Les amoureux sont traités comme des enfants revenus en leur mère patrie. Folâtres et fantasques, ils grimpent depuis la plage de Marina Grande, les huit cent marches de la Scala Phénicia, et s'écroulent épuisés au pied du monte Solaro, errent dans le blanc village d'Anacapri, admirent enfants rieurs, maisons à colonnes et places paisibles. A l'époque, la future Villa San Michele du bon docteur Munthe étalait encore ses antiques ruines en surplomb du Pont-Levis de la via Capodimonte ; la route n'existait pas vraiment! Des ânes charmants et sages eurent le courage de porter la ronde et radieuse égérie du peintre rêveur par les sentiers escarpés longeant les gouffres effrayants.
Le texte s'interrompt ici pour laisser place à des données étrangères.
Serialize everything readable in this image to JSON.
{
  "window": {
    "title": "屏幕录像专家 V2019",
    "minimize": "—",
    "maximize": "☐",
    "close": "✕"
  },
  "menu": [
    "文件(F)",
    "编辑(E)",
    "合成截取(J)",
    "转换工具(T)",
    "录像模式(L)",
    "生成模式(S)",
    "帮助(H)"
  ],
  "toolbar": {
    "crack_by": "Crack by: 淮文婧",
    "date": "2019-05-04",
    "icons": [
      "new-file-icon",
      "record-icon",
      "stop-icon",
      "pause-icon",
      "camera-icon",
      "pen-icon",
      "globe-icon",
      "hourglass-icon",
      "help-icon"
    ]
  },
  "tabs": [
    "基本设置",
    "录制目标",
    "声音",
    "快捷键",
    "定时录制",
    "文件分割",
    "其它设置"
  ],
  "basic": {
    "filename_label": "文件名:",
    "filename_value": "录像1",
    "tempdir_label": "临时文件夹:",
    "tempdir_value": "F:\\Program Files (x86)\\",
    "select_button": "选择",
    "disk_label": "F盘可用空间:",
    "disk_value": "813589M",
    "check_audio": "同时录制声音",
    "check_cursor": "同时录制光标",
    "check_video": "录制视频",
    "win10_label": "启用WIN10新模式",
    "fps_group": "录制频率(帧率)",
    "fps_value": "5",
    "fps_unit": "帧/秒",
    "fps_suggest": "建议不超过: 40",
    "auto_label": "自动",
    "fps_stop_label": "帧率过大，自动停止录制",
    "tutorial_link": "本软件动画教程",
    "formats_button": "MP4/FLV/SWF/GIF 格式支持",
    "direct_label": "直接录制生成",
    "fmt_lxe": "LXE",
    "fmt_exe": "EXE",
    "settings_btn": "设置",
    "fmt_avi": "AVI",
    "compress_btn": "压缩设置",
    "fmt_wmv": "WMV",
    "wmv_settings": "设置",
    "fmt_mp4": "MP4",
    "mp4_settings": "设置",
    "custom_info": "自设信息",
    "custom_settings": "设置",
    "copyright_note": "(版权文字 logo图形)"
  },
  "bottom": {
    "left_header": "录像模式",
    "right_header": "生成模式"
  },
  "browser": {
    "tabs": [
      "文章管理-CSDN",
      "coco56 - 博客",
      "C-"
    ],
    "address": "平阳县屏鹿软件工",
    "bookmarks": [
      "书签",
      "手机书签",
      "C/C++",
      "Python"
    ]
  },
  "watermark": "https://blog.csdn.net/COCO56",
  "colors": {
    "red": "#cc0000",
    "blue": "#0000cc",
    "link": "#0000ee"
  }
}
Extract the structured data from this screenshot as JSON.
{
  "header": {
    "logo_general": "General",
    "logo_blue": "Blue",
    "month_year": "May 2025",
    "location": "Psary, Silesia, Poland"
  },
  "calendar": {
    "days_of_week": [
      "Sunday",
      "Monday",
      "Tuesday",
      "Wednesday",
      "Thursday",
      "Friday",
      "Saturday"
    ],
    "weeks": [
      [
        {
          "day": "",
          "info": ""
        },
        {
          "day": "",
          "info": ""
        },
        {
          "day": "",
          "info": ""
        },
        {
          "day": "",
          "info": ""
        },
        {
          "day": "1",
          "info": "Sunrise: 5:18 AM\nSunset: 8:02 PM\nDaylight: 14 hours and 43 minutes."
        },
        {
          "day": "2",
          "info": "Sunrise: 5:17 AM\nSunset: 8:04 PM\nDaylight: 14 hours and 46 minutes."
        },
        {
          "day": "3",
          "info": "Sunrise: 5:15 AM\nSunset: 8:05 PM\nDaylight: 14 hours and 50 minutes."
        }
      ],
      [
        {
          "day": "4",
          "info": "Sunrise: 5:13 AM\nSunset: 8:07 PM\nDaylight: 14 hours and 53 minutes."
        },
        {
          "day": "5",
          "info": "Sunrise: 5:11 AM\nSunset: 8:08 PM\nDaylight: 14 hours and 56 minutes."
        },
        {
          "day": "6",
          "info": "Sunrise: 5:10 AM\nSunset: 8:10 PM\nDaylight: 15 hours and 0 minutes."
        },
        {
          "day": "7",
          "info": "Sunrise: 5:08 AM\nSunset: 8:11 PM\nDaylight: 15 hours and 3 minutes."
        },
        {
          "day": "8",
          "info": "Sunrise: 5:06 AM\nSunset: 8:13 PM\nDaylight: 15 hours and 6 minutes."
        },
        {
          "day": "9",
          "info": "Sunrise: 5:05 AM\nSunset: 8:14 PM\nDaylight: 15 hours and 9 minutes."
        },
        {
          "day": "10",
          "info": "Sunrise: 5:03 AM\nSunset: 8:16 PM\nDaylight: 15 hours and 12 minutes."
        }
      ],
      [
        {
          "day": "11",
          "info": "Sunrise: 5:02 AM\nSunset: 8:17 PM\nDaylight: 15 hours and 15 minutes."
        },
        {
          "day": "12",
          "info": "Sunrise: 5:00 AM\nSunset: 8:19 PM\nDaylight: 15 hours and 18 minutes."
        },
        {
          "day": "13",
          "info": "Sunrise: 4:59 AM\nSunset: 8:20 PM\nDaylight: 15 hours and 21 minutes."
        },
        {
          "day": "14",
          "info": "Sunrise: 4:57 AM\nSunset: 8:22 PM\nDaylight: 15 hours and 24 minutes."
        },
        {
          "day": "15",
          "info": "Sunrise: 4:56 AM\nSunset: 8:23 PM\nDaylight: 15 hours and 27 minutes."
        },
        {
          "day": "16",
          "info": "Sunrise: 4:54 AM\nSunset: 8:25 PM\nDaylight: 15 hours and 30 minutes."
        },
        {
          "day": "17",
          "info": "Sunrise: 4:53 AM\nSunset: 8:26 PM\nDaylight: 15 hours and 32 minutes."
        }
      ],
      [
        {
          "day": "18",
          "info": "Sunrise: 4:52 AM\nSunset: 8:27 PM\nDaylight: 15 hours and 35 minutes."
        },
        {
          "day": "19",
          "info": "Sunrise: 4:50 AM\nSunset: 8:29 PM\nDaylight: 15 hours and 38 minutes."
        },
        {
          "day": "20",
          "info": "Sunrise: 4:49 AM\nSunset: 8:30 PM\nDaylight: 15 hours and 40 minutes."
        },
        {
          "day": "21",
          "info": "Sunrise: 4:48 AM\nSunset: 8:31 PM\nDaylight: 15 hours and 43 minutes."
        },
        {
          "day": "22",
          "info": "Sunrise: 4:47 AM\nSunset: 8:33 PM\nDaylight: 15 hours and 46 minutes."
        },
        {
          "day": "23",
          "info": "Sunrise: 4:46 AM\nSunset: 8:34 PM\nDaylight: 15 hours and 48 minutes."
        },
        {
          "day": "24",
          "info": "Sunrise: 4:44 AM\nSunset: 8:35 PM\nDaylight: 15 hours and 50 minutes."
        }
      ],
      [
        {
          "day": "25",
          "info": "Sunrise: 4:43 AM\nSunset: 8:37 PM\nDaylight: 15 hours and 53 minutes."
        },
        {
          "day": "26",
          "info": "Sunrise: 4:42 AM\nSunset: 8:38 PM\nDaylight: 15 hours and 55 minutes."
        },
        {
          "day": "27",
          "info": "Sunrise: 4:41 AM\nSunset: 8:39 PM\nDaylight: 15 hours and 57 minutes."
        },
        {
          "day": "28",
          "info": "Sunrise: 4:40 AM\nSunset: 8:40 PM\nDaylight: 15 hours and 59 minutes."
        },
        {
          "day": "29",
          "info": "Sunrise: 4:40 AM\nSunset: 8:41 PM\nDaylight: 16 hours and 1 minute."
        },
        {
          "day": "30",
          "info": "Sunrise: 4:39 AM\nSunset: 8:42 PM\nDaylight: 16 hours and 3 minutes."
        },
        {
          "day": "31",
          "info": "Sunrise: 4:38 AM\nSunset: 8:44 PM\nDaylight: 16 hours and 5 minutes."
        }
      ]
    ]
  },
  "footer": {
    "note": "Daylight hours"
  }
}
Un batelier eût l'audace de les emmener en un sanctuaire interdit en plein hiver : la Grotte Bleue où Renoir découvrit, à son vif agacement une nuance d'azur impossible à attraper sur sa palette : peut-être une aimable plaisanterie des Sirènes que l'hiver ennuyait...

Soudain, Renoir vit en sa compagne l'émanation-même des divinités encore palpitantes sur cette île qui fut la cure de jouvence de l'empereur Auguste et la citadelle de son petit-fils adoptif Tibère.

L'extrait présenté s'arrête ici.